I-3 Le vitalisme (3.1.12./3.1.15.)

Par vitalisme, on entend le point de vue selon lequel la vie est un phénomène singulier, irréductible aux lois physiques générales. Nous avons pu qualifier ainsi de vitaliste la biologie contemporaine, qui ne reconnaît généralement, certes, aucun principe vital mais considère la vie comme un phénomène très particulier au sein du monde matériel, dont l’événement, nous l’avons vu, peut à ce titre paraître avoir été très improbable. Nous mesurons bien, cependant, qu’une telle qualification ne saurait être reçue sans mal.

C’est d’abord que l’on a pu considérer que la vie n’est plus un sujet pour la biologie. Toutefois, si tout le problème de la vie renvoie désormais effectivement à celui des origines des êtres vivants, on ne peut pourtant considérer que ce problème a par là même été réglé.

C’est ensuite qu’on oppose le vitalisme au mécanisme. Pourtant, à considérer ce qui, dans l’histoire des idées, s’est explicitement pensé comme vitalisme, cette opposition ne tient guère si par mécanisme, on entend un matérialisme. Au XVIII° siècle, les matérialistes étaient volontiers vitalistes.

N’étant proprement que le fait de distinguer nettement entre phénomènes inertes et phénomènes vivants, le vitalisme revient à marquer la singularité du vivant et ne se définit donc pas simplement d’emblée par le refus de reconnaître que la vie ne tient qu’au seul jeu de causes physiques. En fait, il faut distinguer un vitalisme « séparé », ou animiste, qui conçoit qu’un « quelque chose » de non physique, comme l’âme, peut seul rendre compte de la vie, d’un vitalisme « intégré », qui ne conçoit pas ce « quelque chose » à part de la matérialité du vivant.

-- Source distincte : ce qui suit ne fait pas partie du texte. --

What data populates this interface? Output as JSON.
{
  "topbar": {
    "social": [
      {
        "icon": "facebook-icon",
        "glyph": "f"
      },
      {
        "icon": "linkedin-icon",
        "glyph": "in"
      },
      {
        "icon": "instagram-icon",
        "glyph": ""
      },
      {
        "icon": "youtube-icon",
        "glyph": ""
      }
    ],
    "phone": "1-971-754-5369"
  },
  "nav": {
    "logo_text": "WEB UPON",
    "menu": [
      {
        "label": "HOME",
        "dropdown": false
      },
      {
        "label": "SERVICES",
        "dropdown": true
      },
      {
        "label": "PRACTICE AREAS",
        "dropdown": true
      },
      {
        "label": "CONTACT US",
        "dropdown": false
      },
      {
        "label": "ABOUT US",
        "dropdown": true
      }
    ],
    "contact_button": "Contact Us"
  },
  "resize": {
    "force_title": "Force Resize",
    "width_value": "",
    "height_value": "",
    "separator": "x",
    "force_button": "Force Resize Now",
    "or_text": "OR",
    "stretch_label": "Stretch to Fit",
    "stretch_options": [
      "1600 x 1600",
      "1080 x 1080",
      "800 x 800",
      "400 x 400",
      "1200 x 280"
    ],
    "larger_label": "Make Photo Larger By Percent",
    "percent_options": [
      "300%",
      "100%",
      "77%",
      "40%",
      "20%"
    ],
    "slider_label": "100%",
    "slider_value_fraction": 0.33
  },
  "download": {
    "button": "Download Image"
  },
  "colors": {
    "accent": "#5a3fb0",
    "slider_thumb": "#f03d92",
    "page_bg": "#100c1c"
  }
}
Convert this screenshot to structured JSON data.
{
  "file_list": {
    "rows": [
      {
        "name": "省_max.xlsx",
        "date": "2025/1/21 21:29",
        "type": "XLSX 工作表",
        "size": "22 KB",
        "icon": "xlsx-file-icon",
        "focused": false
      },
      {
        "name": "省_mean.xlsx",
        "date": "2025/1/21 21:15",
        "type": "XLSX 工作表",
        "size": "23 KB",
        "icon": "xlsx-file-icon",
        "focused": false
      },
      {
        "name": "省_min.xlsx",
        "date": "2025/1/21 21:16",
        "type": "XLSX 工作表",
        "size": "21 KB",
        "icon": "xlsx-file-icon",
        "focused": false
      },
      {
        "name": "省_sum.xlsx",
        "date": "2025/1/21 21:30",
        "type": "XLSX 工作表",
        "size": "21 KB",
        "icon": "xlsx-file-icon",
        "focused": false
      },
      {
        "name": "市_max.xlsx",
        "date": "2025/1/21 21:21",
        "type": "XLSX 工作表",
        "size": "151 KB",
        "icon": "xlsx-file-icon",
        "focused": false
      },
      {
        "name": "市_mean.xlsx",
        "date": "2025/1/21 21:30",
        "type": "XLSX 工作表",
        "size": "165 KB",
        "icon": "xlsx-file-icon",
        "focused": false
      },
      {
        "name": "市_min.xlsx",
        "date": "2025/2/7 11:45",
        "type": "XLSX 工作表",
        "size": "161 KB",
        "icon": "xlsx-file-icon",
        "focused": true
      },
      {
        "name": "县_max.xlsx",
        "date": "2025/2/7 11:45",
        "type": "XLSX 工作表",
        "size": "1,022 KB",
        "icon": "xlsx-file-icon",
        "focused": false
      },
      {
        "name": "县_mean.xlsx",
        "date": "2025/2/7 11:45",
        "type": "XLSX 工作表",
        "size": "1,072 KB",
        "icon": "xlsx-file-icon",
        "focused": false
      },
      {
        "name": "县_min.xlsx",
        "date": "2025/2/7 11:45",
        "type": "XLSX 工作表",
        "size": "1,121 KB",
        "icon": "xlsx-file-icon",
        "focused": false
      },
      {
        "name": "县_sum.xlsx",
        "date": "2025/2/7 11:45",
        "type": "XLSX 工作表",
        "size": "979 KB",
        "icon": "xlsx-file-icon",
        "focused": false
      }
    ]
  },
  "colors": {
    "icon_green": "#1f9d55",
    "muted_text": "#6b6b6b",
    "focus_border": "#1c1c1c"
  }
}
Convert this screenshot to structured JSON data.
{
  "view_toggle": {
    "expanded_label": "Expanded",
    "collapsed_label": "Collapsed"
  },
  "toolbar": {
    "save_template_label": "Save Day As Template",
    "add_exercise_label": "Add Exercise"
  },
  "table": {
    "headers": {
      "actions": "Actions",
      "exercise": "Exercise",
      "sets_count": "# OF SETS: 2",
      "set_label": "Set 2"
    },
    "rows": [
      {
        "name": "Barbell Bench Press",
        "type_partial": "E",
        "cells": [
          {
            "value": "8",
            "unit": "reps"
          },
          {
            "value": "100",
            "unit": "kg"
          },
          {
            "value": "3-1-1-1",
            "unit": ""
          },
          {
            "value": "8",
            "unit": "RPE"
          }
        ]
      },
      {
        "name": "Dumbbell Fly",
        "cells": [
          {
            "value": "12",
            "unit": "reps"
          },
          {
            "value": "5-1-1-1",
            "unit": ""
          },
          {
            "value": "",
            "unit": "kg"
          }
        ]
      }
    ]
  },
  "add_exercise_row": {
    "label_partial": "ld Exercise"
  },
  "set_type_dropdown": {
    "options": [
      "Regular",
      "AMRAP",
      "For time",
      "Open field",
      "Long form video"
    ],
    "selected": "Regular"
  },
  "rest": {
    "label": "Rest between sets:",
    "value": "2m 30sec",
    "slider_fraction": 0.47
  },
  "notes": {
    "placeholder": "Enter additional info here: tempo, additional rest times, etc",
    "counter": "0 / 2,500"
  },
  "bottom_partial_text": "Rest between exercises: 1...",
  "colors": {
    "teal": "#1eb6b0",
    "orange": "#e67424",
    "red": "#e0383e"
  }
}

Dans l’histoire des sciences du vivant, le vitalisme est relativement tardif. Il correspondit à une approche radicalement nouvelle, qui est encore, qu’on le veuille ou non, assez largement la nôtre. Nous l’examinerons à travers trois thèmes :

A)    Irritabilité et sensibilité

B)    Naissance de la biochimie

C)    La découverte de la vie.

Ces thèmes appellent différentes remarques.

Le premier thème“Irritabilité et sensibilité” nous obligera encore une fois à présenter différentes théories poussiéreuses, qui peuvent être lues rapidement sans doute mais ne sauraient être ignorées compte tenu de leur importance historique. Nous les retrouverons effectivement ailleurs. Ces théories ne peuvent être comprises qu’en regard de l’impact qu’eut, à l’époque, la physique newtonienne. D’elle, on retint essentiellement en effet qu’un principe d’explication n’a guère besoin d’être précisé quant à sa nature – c’est ainsi que Newton ne faisait pas d’hypothèses quant à la nature de l’attraction – dès lors qu’on peut en rendre compte par le calcul et l’observation. Et ceci, qui se développera en chimie avec la notion d’affinités, permettra, en physiologie aussi bien, de faire d’une qualification une explication. Le vivant paraît sensible et irritable, de manière évidente, essentielle ? L’irritabilité et la sensibilité sont donc les principes du vivant. De nos jours, le vivant nous frappe par le caractère complexe de son organisation ? On présente la biologie comme une science de la complexité. En quoi l’on se veut positif, comme alors, en se référant simplement à des analogies empruntées au monde des phénomènes physiques ou à quelques machines singeant les mêmes réactions.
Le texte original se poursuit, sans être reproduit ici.